Julian Assange n’oublie pas tous ceux qui se sont battus pour sa libération lors de ces années :
« Je remercie tous ceux qui se sont battus pour ma libération et qui se sont rendus compte que ma libération c’était aussi leur libération. Je remercie tous ceux qui ont compris que les libertés fondamentales sur lesquelles nous nous appuyons tous doivent être défendues. Et que si l’un d’entre nous est pris dans les filets il ne faut pas oublier que toute le monde risque de finir par être entrainé dans ce filet ».
« J’ai choisi la liberté »
L’autre expérience difficile sur lequel revient le journaliste australien c’est bien évidement de devoir sa liberté non à la justice mais au fait d’avoir du plaider coupable pour être libéré [1]Cf. article TDC https://terredecompassion.com/2024/06/30/julian-assange-free-at-last
c’est à dire d’avoir été forcé de nier ce qui avait justifié tous ses efforts et sacrifices. Et ce, au nom d’un légitime désir de retrouver ce qui fait l’essence de l’humanité : la liberté.
« Je ne suis pas libre aujourd’hui parce que le système a fonctionné. Je suis libre aujourd’hui après des années d’incarcération parce que j’ai plaidé coupable de journalisme. J’ai plaidé coupable d’avoir informé le public, d’avoir publié ces informations. Il n’y a pas d’autres chefs d’accusation. J’ai fini par choisir la liberté plutôt qu’une justice inatteignable après avoir été en détention pendant des années et risqué une peine de 175 ans sans réel recours ».

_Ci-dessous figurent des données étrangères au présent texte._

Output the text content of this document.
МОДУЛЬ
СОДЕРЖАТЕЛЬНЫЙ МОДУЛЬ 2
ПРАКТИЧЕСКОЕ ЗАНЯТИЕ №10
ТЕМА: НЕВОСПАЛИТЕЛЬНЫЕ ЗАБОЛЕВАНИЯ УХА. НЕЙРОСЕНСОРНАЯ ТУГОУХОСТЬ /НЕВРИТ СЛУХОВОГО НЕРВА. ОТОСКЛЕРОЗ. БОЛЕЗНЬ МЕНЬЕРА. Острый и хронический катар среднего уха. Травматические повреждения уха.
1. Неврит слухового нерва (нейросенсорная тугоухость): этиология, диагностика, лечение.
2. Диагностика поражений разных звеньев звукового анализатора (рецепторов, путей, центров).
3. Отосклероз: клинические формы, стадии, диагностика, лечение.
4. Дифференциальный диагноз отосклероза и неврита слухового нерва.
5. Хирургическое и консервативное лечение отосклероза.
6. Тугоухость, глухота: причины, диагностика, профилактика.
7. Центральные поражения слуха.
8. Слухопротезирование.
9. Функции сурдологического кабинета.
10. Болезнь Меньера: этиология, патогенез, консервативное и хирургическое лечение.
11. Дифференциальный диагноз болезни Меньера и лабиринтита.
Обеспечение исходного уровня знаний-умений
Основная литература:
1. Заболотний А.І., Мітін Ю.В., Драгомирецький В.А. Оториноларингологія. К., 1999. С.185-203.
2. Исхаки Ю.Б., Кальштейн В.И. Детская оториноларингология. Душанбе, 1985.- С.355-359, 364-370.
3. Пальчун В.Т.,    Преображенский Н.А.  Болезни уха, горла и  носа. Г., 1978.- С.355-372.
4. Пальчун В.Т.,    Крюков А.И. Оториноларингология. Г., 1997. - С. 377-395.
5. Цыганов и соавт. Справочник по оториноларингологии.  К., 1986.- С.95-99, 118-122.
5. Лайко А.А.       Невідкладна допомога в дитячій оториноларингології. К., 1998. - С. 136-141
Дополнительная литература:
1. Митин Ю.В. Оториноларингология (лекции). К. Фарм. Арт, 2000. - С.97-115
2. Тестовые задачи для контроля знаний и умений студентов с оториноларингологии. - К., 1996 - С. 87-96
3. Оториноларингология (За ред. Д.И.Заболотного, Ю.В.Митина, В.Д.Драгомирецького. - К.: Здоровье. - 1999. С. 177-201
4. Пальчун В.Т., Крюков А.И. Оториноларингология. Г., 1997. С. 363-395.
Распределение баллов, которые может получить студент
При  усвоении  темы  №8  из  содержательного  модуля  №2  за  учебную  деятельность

« Le journalisme n’est pas un crime »
Les 175 années de détention que risquait Julian Assange aux Etats-Unis s’il y avait été extradé reste pour lui le signe de trois profondes injustices commises par ce gouvernement, la première étant celle de la criminalisation du journalisme.
« Aujourd’hui je vois encore plus de tentatives de museler ceux qui disent la vérité. Encore plus d’autocensure. Le gouvernement US pénalise au niveau international l’activité des journalistes. J’ai obtenu des vérités que j’ai publiées sur des programmes d’assassinats, sur les horreurs de la guerre ».
« J’ai vécu le harcèlement des gouvernements US. Alors qu’aucun crime n’avait été commis : cela, même le gouvernement l’a admis. Ce n’est pas un crime de publier des informations sur les actions du gouvernement. Des plans ont été formés pour me kidnapper et m’assassiner. Il y a eu énormément de tentatives de répressions et déstabilisations ».
Seconde injustice : la différence de statut entre les citoyens américains et ceux du reste du monde. En effet pour la première fois un journaliste européen, CAD non soumis aux lois américaines, a failli être extradé pour avoir enfreint les lois d’un pays qui n’est pas le sien.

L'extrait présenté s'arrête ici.